Tom gestures for me to go on with a waving hand when I pause again.
I groan, feeling a rush of anxiety run through my spine that tightens my shoulders. No, I don’t know what I was thinking. A question like that is the emotional equivalent of offering your neck to a lion. But, shit, I want to know. I need to know.
“C’mon, spit it out, son.”
Fuck it.
“When you met Mrs. Welch, how did you know she was the one?” I let the words fly free, faster than I usually speak.
Tom’s lips thin as a wide smile spreads across his face.
His eyes glaze over, as they do whenever someone replays a vivid memory in their mind.
After a thoughtful pause, he answers, “The night we met I realized that, no matter what happened, there was always going to be a before Julia and an after Julia. That my life, whether I liked it or not, was going to be forever split into two parts.”
I don’t know if I’m elated or afraid to hear the words that perfectly describe how I feel about Prue spoken to me.

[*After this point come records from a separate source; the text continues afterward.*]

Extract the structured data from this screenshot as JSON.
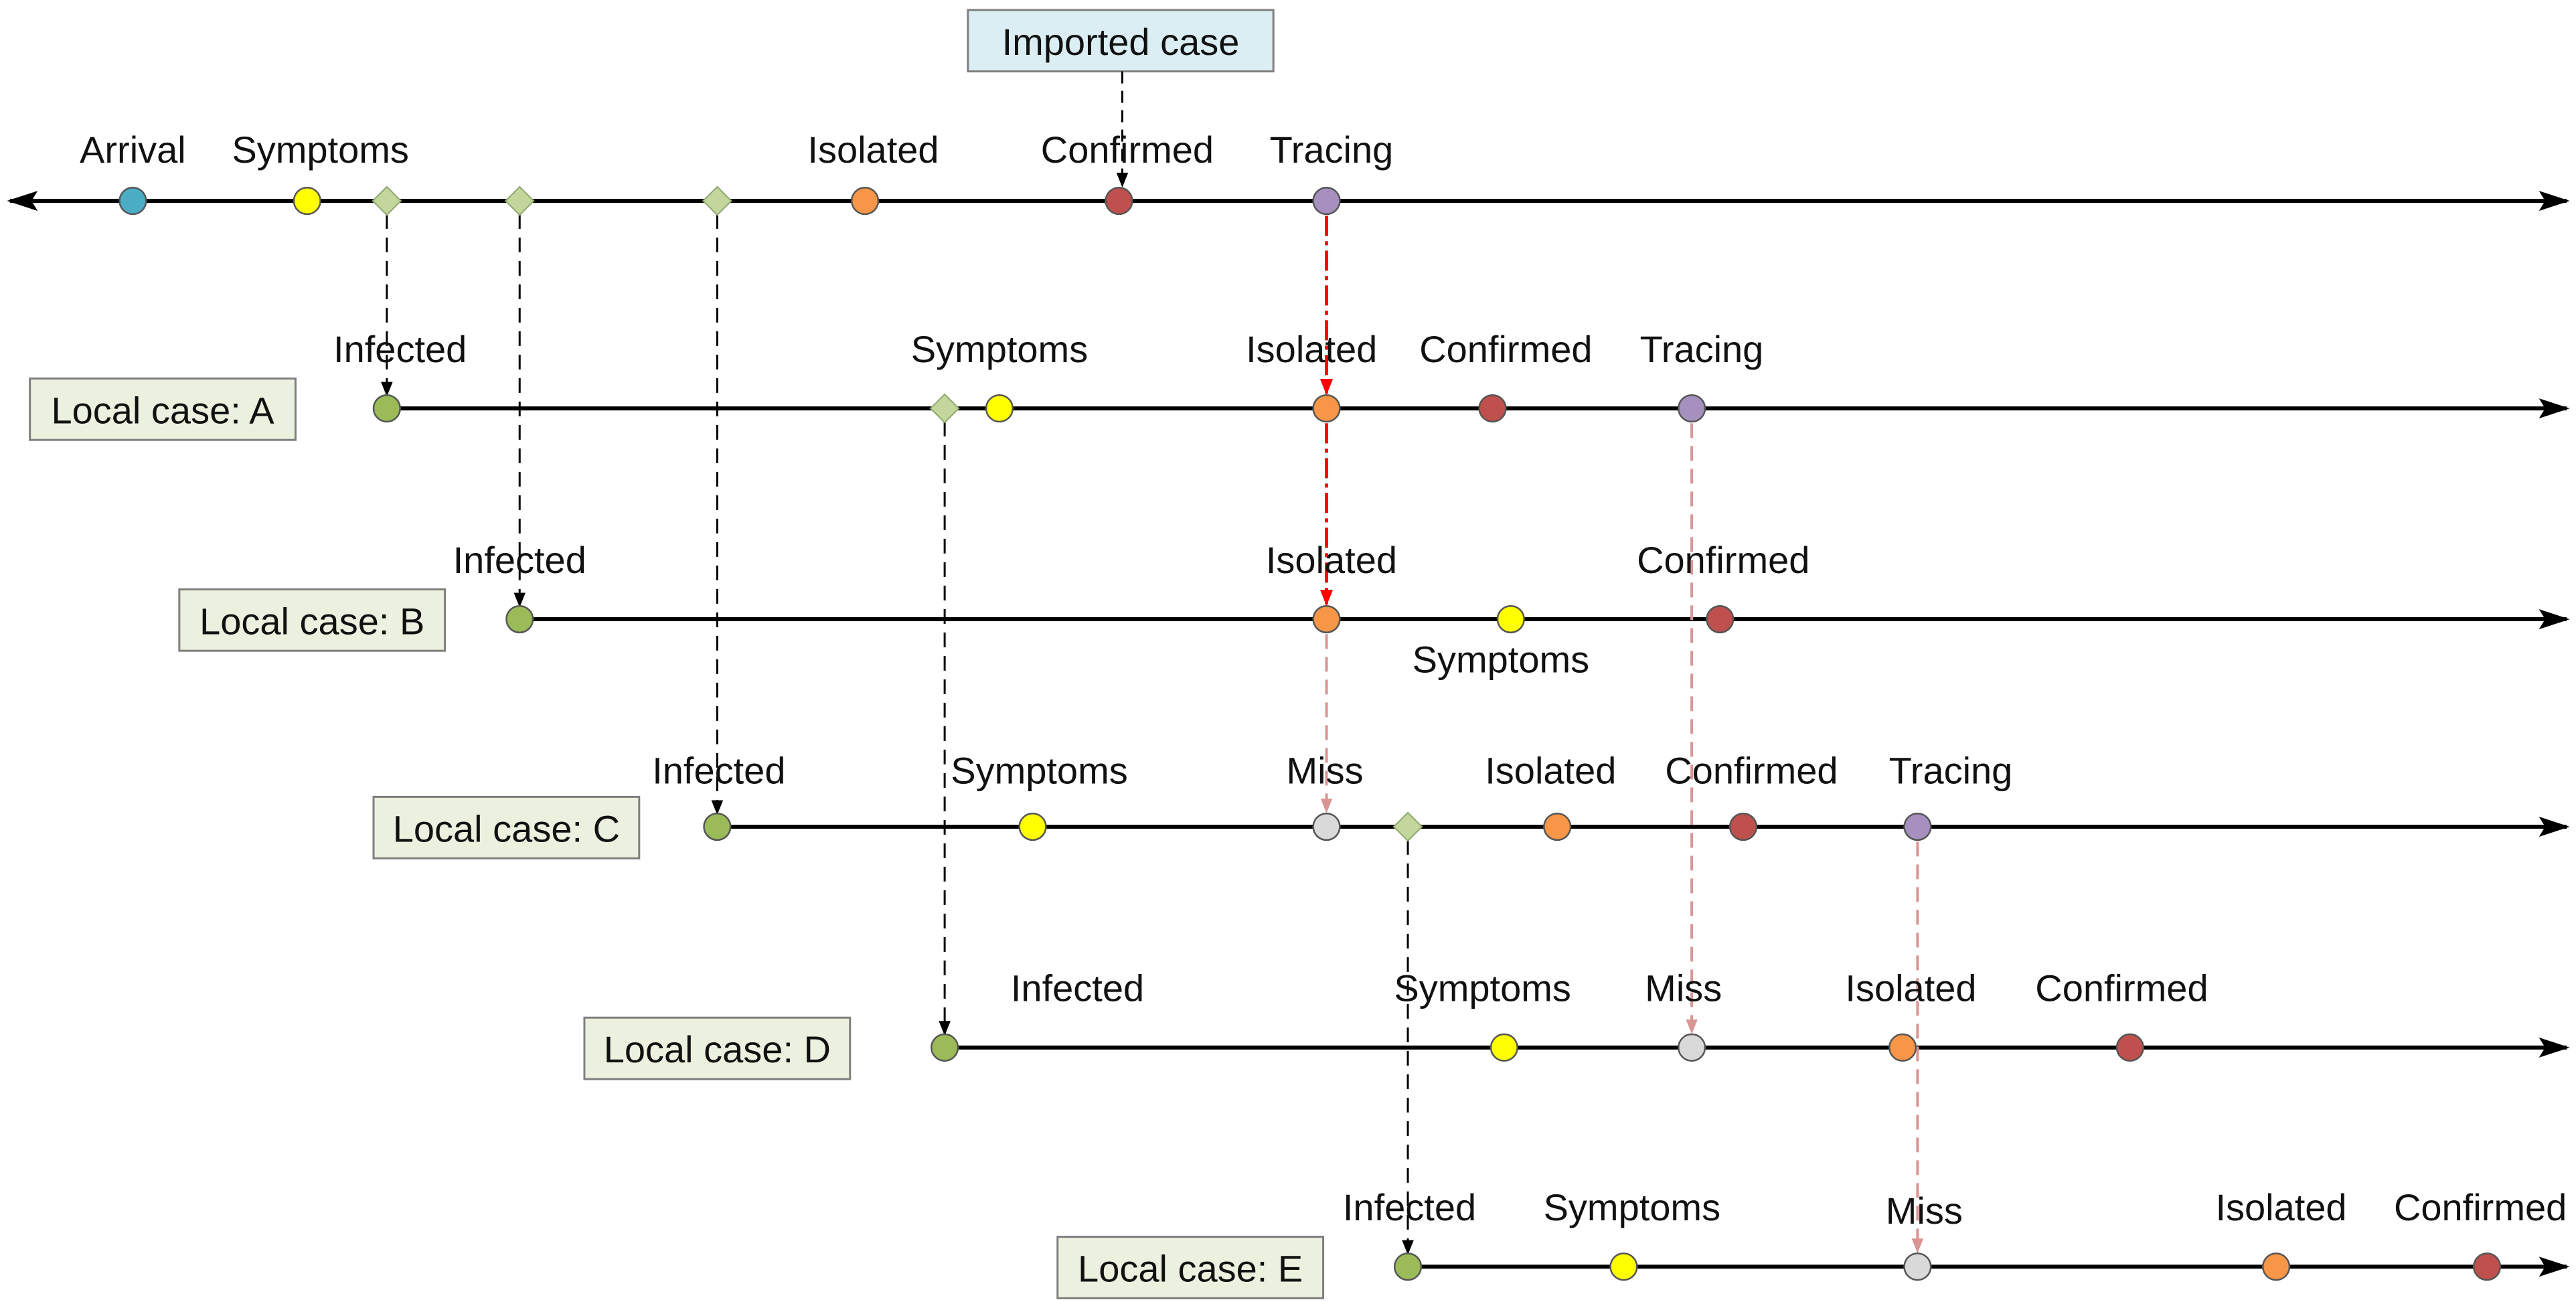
{
  "colors": {
    "arrival": "#4BACC6",
    "symptoms": "#FFFF00",
    "isolated": "#F79646",
    "confirmed": "#C0504D",
    "tracing": "#A590C0",
    "infected": "#9BBB59",
    "miss": "#D9D9D9",
    "transmission": "#C3D69B",
    "case_box": "#EBF1DE",
    "imported_box": "#DAEEF3",
    "trace_success": "#FF0000",
    "trace_miss": "#D99594"
  },
  "imported_box_label": "Imported case",
  "timelines": [
    {
      "case_label": "",
      "events": [
        {
          "type": "arrival",
          "label": "Arrival"
        },
        {
          "type": "symptoms",
          "label": "Symptoms"
        },
        {
          "type": "transmission",
          "label": ""
        },
        {
          "type": "transmission",
          "label": ""
        },
        {
          "type": "transmission",
          "label": ""
        },
        {
          "type": "isolated",
          "label": "Isolated"
        },
        {
          "type": "confirmed",
          "label": "Confirmed"
        },
        {
          "type": "tracing",
          "label": "Tracing"
        }
      ]
    },
    {
      "case_label": "Local case: A",
      "events": [
        {
          "type": "infected",
          "label": "Infected"
        },
        {
          "type": "transmission",
          "label": ""
        },
        {
          "type": "symptoms",
          "label": "Symptoms"
        },
        {
          "type": "isolated",
          "label": "Isolated"
        },
        {
          "type": "confirmed",
          "label": "Confirmed"
        },
        {
          "type": "tracing",
          "label": "Tracing"
        }
      ]
    },
    {
      "case_label": "Local case: B",
      "events": [
        {
          "type": "infected",
          "label": "Infected"
        },
        {
          "type": "isolated",
          "label": "Isolated"
        },
        {
          "type": "symptoms",
          "label": "Symptoms"
        },
        {
          "type": "confirmed",
          "label": "Confirmed"
        }
      ]
    },
    {
      "case_label": "Local case: C",
      "events": [
        {
          "type": "infected",
          "label": "Infected"
        },
        {
          "type": "symptoms",
          "label": "Symptoms"
        },
        {
          "type": "miss",
          "label": "Miss"
        },
        {
          "type": "transmission",
          "label": ""
        },
        {
          "type": "isolated",
          "label": "Isolated"
        },
        {
          "type": "confirmed",
          "label": "Confirmed"
        },
        {
          "type": "tracing",
          "label": "Tracing"
        }
      ]
    },
    {
      "case_label": "Local case: D",
      "events": [
        {
          "type": "infected",
          "label": "Infected"
        },
        {
          "type": "symptoms",
          "label": "Symptoms"
        },
        {
          "type": "miss",
          "label": "Miss"
        },
        {
          "type": "isolated",
          "label": "Isolated"
        },
        {
          "type": "confirmed",
          "label": "Confirmed"
        }
      ]
    },
    {
      "case_label": "Local case: E",
      "events": [
        {
          "type": "infected",
          "label": "Infected"
        },
        {
          "type": "symptoms",
          "label": "Symptoms"
        },
        {
          "type": "miss",
          "label": "Miss"
        },
        {
          "type": "isolated",
          "label": "Isolated"
        },
        {
          "type": "confirmed",
          "label": "Confirmed"
        }
      ]
    }
  ]
}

My heart races all the same. The hairs on the back of my neck stand all the same.
My skin warms all the same. And I wonder whether it matters if it’s fear or joy I’m feeling.
I wonder if that is how falling in love feels.
Exciting and terrifying in equal measure.
Tom pats my shoulder twice, then begins to walk away. “And if you’re asking yourself that, son, well, you probably already know the answer.”
“And if I do?” I call after him.
“Well then, that’s up to you, son,” he says, waving over his shoulder as he continues up the steep steps.